Thursday, 27 May 2010

SIPR 1: Oban

This whole island peaks thing started - like many an idea one lives to regret - down the pub. Four pints into a particularly pleasurable evening and Graeme (with an 'e'), a boat-owning work colleague, dangled the suggestion of a daunder round the west coast by foot and boat. Why not? That I'd considered it a year earlier and rejected it out of hand as too tough was by-the-by. Graeme had bided his time and chosen his moment well. It was a particularly pleasant evening, full of possibilities. What could go wrong?

The first inkling that I'd have to up my game came in February. In Oban on business, I skipped away at lunch to recce the Oban dash. Running up Haggart's Brae and Dun Uabairtich was a punch in the guts! My regime - twice a week round Arthur's Seat at lunchtime and the occasional half-marathon - was clearly insufficient. Did I mention I was no fell runner and had never done an event like this before? I started to run the 8 miles to work, and Graham (with an 'h'), my Arthur's Seat jogging partner, agreed to take part too. "At least if we get weather like February we'll be laughing," I said to Graeme. "Are you kidding?" he said. "We'll need more wind than that..."

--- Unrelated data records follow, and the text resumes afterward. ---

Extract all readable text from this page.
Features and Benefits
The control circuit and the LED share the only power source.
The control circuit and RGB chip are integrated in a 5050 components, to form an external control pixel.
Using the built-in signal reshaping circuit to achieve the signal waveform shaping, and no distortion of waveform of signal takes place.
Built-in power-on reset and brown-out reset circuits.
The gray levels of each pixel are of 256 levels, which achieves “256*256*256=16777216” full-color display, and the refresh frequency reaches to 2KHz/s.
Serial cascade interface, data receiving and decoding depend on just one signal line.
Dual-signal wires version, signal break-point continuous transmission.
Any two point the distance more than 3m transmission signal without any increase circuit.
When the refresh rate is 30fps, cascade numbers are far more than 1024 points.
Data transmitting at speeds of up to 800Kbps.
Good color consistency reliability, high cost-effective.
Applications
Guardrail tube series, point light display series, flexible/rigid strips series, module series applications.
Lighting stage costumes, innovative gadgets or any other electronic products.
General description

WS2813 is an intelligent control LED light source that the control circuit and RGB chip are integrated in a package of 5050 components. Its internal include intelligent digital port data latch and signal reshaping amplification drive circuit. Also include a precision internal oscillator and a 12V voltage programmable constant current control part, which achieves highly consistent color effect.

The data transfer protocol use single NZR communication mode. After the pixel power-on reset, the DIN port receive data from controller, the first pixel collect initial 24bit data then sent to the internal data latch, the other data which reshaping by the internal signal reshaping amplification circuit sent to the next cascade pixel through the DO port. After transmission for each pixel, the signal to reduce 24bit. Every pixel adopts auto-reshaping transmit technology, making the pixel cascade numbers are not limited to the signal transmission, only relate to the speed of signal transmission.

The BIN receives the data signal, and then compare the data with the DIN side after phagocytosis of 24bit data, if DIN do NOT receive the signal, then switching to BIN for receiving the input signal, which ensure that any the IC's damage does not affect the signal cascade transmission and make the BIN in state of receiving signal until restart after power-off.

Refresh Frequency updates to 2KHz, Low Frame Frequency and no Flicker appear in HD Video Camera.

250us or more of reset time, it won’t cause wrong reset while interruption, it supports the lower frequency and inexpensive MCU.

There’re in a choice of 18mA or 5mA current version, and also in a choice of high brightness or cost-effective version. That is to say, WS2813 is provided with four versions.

Oban in February from Dun Uabairtich:


We met Wilf and Leo, Graeme's crew, off the West Highland Line the night before the race. They'd arrived two nights before and had planned to have a couple of days sailing round Oban but this had not been possible due to a lack of wind - and it wasn't looking good for the Friday and Saturday of the race either. "Some of the other boats are rigged up like galleys," said Wilf. "We've been watching them practice rowing." Our only oars were in the dinghy. Modifying Phoebe, a 32-ft Bavaria cruiser, was not something we had considered. Lesson one for the novice SIPR crew. The next morning, as we gathered to run round the Oban route, I tried in vain to spot someone who looked less fit than us. Sinewy, athletic, muscular... the blokes too... "they all look fitter than you," Graeme offered helpfully. We shot off round the course and crossed the start line towards the end of the field, but as soon as the momentum from the engine boost died, we floundered helplessly in Oban Bay, expending most of our effort getting out the way of ferries.

Busy seaway in Oban Bay:


Come on guys - only 20 miles to Salen!


'This is hopeless!' we agreed. But out there boats were heeling over and pulling away from us. We only had to get out of the bay and the wind would pick us up. After further interminable rowing - and now right at the back of the field - we finally caught a breath of wind and escaped Oban Bay three hours after Phoebe had crossed the start line.

Read on for the next installment..

2 comments:

Tim McArthur said...

From Blue Pearl,

Firstly, many thanks for coming over to see if we were alright opposite Loch Spelve. That was kind of you and much appreciated. We had dropped one of our rowing oars over the side and were retrieving it whne the shackle on the main sheet undid itself and the main was thrashing around in the only breeze of the entire race - chaos for a short while. Thank you for your interest.

When you saw us late, we were indeed going backwards in to Corrivreckan but by dint of frenzied rowing got to the shore at the very last corner before being sucked in and dropped the anchor before we disappeared to infinity! A stiff dram and a few hours sleep and we were up and away south again when the tide changed at 02.30 am!! drifting and rowing.

Stopped again when the tide turned again five miles short of Craighouse and anchored to stop ouselves going backwards at 1 knot again.

After an hor and long discussion, we retired, motored to \jura for the runners to run and for us sailors to have a beer or two!

Great race though as ever. back again next year.

Thanks again for your concern. Glad you made it to Largs safely.

Good sailing for the rest of the season.

Kind regards

Tim, crew Blue Pearl

Robert Craig said...

Tim - great to read your account, impressed you got through Corryvreckan without motor or wind. Just shows that every crew had a unique experience of the race. I'm kind of glad we didn't come prepared with oars as it would have been a lot more work than it was!